Benjy came down to the road. He could hear the dog trotting at his heels, its nails ticking over the asphalt. Suddenly he whirled around and dove on the dog and, with his arms around its head, managed to twist the catcher’s mitt free from its strong wet jaw. He sat back on his heels, sorrowfully examining the ruined glove. It was not only stiff and cracked and stained, but it smelled so bad that he had to hold his breath. With his stomach turning, he picked up a stick, which he jammed into the glove. He carried it like that to the garage and hung it on a nail just inside the door.

  In the distance the band was starting to play. He started into the house to tell his mother, but stopped at the screen door when he saw Omar kissing her. She was up on her tiptoes with her arms around his neck. Omar’s back was against the refrigerator and his eyes were closed. Both of his big hands were open on her rear end. She was making hungry, slurping, groaning sounds. Benjy just stood there. He had never seen her kiss anyone before.

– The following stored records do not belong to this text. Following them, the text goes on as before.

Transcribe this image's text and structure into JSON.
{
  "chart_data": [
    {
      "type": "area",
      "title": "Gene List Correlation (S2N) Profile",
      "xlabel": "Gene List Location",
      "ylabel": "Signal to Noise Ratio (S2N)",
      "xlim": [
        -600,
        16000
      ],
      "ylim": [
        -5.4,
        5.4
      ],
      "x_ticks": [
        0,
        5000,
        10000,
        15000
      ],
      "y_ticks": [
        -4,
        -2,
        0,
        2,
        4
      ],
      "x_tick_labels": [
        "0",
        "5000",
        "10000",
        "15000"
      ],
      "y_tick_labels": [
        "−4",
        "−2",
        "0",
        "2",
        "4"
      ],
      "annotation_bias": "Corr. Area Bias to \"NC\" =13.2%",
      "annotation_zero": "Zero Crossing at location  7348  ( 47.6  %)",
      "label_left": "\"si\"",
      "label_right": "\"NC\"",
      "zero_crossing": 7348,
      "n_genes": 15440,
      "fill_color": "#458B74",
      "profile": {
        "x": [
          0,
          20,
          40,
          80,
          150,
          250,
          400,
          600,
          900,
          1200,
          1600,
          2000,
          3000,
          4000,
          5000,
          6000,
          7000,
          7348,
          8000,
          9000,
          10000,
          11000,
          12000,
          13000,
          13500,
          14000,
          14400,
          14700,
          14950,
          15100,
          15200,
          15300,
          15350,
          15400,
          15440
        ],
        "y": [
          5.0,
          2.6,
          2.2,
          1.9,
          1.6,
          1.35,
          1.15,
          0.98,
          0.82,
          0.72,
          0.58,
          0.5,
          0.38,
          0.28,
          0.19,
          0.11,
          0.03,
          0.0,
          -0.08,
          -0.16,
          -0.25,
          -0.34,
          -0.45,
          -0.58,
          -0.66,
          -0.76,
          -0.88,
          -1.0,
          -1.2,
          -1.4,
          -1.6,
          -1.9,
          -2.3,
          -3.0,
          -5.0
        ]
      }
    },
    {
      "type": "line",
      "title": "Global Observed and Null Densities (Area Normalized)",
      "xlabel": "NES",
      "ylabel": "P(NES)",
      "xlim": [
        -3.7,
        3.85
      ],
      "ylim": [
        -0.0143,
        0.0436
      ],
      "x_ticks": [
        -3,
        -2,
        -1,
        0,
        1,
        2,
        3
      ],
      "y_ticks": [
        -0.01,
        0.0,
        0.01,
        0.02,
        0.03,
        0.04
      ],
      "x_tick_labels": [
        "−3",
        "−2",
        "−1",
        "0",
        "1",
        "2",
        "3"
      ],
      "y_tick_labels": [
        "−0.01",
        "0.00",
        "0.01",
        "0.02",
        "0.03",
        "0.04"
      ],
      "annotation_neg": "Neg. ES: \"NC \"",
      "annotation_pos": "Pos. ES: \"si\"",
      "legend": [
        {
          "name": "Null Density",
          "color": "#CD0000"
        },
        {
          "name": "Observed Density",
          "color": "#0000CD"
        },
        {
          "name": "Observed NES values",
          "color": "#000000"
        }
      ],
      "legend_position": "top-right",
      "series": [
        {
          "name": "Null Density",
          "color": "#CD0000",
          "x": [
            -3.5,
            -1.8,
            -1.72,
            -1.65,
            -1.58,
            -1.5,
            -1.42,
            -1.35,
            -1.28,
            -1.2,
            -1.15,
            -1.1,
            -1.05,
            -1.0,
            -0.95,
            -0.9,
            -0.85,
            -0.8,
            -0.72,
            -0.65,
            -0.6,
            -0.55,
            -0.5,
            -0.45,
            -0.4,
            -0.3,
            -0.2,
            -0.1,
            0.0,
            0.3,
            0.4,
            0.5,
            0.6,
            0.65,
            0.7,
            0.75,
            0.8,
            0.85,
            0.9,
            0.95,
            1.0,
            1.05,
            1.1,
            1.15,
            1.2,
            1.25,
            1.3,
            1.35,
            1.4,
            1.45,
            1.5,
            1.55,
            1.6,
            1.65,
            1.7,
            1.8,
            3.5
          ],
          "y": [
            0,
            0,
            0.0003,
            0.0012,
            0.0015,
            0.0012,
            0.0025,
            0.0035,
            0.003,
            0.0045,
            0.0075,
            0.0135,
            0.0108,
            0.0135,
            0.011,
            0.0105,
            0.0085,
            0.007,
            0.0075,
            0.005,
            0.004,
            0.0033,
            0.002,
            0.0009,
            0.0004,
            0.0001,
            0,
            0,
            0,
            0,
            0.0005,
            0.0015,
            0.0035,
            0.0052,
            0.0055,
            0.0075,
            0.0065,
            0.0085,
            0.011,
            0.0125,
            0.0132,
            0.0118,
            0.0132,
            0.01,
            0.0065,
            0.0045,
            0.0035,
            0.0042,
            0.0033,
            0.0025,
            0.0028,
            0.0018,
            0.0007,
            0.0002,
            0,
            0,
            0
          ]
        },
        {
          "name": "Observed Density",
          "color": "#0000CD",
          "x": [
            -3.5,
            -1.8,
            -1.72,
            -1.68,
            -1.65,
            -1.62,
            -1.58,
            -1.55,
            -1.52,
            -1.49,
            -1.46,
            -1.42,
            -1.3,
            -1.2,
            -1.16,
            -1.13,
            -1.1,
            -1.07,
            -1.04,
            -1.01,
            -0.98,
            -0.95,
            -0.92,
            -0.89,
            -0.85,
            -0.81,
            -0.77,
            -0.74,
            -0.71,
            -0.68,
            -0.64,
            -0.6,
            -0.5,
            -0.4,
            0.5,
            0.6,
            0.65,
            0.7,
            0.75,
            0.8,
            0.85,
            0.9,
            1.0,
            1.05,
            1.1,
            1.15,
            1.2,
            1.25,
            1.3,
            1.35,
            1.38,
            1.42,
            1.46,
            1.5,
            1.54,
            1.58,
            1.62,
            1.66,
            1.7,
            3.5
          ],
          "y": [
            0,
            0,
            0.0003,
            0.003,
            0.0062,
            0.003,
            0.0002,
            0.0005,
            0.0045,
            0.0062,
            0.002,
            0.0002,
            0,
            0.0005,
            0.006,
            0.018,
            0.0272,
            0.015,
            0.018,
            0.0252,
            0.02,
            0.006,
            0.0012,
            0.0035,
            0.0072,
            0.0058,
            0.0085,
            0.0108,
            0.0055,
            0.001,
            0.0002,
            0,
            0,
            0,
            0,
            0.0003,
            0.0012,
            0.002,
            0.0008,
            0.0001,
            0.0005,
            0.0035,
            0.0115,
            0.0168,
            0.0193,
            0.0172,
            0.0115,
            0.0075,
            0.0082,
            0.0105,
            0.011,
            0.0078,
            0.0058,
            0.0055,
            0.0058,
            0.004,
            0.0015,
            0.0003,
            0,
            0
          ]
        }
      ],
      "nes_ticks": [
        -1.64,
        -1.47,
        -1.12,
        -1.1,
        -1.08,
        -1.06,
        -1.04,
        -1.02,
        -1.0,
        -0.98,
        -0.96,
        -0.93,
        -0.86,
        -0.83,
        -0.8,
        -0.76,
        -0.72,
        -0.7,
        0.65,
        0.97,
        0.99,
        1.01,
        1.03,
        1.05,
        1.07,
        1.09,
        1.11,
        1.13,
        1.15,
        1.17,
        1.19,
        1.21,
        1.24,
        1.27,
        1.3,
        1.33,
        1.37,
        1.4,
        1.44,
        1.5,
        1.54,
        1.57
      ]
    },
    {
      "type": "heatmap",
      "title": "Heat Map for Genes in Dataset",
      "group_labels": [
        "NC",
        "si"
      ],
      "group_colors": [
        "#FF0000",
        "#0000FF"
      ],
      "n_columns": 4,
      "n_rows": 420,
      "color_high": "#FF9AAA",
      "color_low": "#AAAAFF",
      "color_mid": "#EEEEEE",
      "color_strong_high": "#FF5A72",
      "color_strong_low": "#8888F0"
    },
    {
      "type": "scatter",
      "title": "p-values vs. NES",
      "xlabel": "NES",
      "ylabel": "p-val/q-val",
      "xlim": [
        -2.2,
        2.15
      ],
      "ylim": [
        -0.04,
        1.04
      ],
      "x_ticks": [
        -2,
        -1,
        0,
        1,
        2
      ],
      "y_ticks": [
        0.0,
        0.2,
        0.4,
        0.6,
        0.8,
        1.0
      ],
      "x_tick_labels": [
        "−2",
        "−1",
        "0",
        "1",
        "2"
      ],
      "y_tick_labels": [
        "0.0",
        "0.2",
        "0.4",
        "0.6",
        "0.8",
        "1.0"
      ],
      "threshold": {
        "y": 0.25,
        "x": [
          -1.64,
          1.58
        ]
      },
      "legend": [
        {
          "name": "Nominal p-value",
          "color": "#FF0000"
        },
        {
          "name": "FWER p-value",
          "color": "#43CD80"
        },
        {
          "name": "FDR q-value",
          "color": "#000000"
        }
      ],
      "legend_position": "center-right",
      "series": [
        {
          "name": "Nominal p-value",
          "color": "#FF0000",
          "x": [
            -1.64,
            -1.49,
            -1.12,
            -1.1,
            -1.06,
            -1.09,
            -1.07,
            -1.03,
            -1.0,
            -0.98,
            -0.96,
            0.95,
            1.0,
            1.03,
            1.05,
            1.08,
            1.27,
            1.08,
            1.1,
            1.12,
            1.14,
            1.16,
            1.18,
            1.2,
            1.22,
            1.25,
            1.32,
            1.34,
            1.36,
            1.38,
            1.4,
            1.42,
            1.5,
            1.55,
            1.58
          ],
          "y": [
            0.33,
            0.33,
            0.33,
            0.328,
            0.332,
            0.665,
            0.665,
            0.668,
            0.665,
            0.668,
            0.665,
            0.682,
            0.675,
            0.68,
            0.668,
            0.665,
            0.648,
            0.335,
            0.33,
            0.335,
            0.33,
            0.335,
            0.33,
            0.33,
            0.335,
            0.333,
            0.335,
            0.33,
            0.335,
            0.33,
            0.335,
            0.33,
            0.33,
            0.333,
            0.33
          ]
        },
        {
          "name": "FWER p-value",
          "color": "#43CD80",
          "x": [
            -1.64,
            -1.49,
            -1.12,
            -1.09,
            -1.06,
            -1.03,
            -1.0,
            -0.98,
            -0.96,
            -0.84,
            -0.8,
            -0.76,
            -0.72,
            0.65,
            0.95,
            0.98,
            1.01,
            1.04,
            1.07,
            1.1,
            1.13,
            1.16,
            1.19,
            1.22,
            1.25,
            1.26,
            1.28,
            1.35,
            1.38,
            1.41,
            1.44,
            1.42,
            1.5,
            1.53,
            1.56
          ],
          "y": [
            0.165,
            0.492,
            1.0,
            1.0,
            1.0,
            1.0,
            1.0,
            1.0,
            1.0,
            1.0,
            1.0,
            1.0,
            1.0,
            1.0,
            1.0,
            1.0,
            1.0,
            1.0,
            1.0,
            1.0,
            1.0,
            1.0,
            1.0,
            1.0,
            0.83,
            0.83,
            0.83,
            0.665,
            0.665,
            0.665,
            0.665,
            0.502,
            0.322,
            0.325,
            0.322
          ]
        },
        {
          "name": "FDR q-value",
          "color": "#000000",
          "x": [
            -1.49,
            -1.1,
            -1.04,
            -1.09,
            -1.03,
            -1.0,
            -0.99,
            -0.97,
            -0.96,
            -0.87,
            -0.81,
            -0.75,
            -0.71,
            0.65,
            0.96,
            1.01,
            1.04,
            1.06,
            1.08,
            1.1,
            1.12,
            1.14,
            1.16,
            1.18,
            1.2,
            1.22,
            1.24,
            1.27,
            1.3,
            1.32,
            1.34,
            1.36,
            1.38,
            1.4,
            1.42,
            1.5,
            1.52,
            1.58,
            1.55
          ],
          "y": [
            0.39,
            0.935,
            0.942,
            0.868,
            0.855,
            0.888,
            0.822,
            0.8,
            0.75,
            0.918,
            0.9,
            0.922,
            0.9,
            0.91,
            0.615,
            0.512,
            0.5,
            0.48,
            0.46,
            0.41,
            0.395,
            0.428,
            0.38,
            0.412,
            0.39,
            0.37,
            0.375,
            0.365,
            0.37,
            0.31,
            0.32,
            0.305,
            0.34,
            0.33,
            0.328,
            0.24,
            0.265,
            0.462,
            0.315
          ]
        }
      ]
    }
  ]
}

  Omar saw him. He said something, and they pulled apart and both started talking at once. She tugged at her skirt and adjusted her waistband. Her face was red. Benjy opened the door and came in. Omar moved quickly to the table and reached into his bag and pulled out a green-and-pink box. This was the soap America was waiting for, he was intent on telling Benjy. It seemed the most important thing anyone had ever said to him. All at once, unmoored, random facts like familiar distant stars suddenly had names along with the stunning realization that they were not just part of a pattern, of a constellation, but before his very eyes had become this great brilliant meshing of gears, driveshafts, pistons, and pinions that would transport them to happiness. Yes, even Benjy could make money selling it. On his bike, door to door. Did he have a bike? Well, then, with Presto Soap he’d have one in no time. Omar snapped his fingers like the guy who did the vegetable slicer ads on television, so much to tell and sell in thirty seconds. And here—Omar reached into the bag and held up a bottle filled with an orangy-pink liquid—here, this was its liquid counterpart, a concentrate so powerful one teaspoonful could eat through a ton of rust, a mountain of dirt.